İslâm birliğinin ana umdesi tek Allaha inanmak ve o anlayışta toplanmaktır. Bu inançlı mü’minlerin ortak toplantı yerleri; ibadet için camiler, mescidler ve ilim için medreseler ve manevi duygular için sohbetler, anma toplantıları gibi ortak alanlardır. Bu alanlarda tabi oldukları kaideler, Şeriatın emirleri ve yasaklarıdır ve Peygamberimizin yaptığı ve gösterdiği usüllerdir.
“İhfa, havf, riyadandır. Farzda riya yoktur. Bu zamanın en büyük farz vazifesi, ittihad-ı İslâmdır. İttihadın hedef ve maksadı; o kadar uzun, münşaib, muhit merakiz ve meabid-i İslâmiyeyi birbirine rabtettiren bir silsile-i nuranîyi ihtizaza getirmekle, onunla merbut olanları ikaz ve tarîk-i terakkiye bir hâhiş ve emr-i vicdanî ile sevketmektir.”
Müslüman, müslümanlığını saklamaz ve korkmaz. Başkası ne der diye kendini ve hele de farz ibadetlerini gizli yapmaz ve aleni yapar. Bu farz vazifesinin bu zamanda en büyüğü İslâm Birliği düşüncesidir ve gerçekleşmesi için çalışmaktır. Bu düşünceyi İslâm dünyasına yaymak ve devamlı canlı tutmaktır.
“Bu ittihadın meşrebi, muhabbettir. Husumeti ise, cehalet ve zarûret ve nifakadır. Gayr-ı müslimler emin olsunlar ki; bu ittihadımız, bu üç sıfata hücumdur. Gayr-ı müslime karşı hareketimiz ikna’dır. Zîrâ onları medenî biliriz. Ve İslâmiyeti mahbub ve ulvî göstermektir. Zîrâ onları munsif zannediyoruz.
Lâübaliler iyi bilsinler ki, dinsizlikle kendilerini hiçbir ecnebîye sevdiremezler. Zîrâ mesleksizliklerini göstermiş olurlar. Mesleksizlik, anarşilik sevilmez. Ve bu ittihada tahkik ile dâhil olanlar, onları taklid edip çıkmazlar.
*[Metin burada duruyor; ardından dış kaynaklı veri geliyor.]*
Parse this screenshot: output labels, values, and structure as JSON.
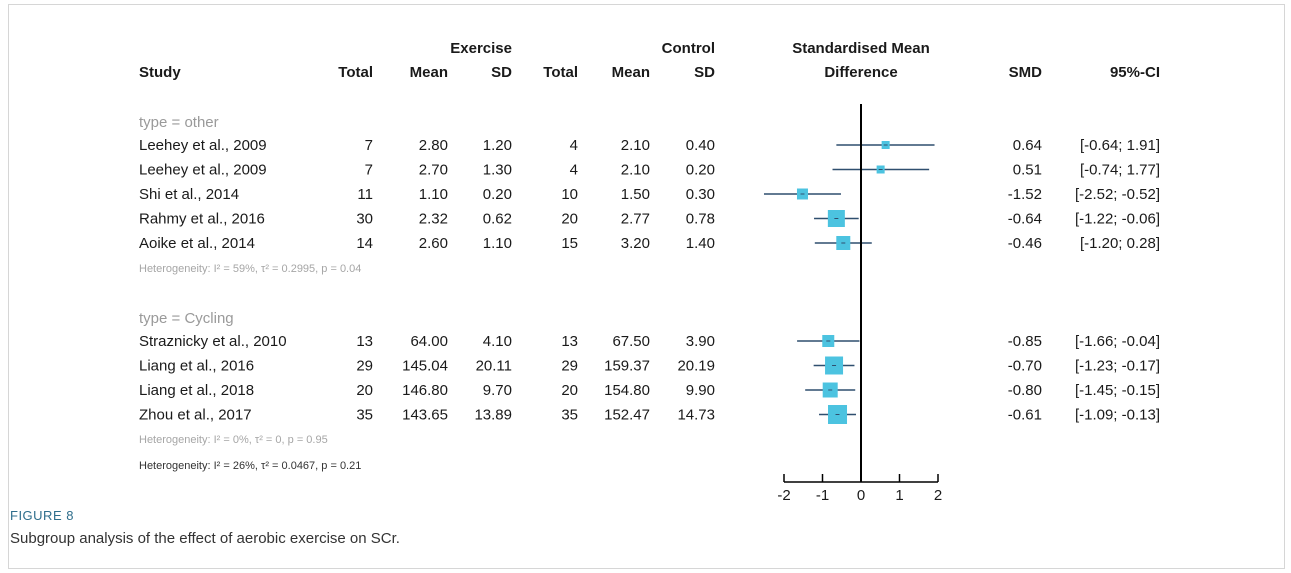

İttihad-ı Muhammedî (Aleyhissalâtü Vesselâm) olan ittihad-ı İslâmın efkâr ve meslek ve hakikatını efkâr-ı umumiyeye tenebbühe başlasın arz ederiz.” (Âsar-ı Bedîiye sh: 510)
Burada da başkalarına bilhassa Batı dediğimiz Avrupa’ya ve onların halklarına ve müttefiklerine hususan Amerika’ya ve dünya gayr-i müslimlerine; davamızı anlatırken icbar değil ikna yolunu seçmektir. Ayrıca İslamiyetin beşeriyete getirdiği saadet ve mutlulukları anlatmaktır.
Bir de bizdeki din düşmanı kimselere de; batılılara kendinizi dinsiz veya din düşmanı göstermekle kendinizi onlara sevdiremezsiniz diyor.
Bediüzzaman Hazretleri daha o zamanlarda yani 1909 da anarşiden (terörden) bahsediyor. Bizdeki din aleyhtarlarının anarşist alacaklarını o yıllarda haber veriyor. Doksan senedir müslümanlara olmadık zulüm edenlerin de mahiyetleri anlaşılmaktadır.
Peygamberimizin ümmeti olanların birliği olan İttihad-ı İslâmı ve esaslarını serbest zeminde kayıtlı olmadan anlatmak arzusundayız.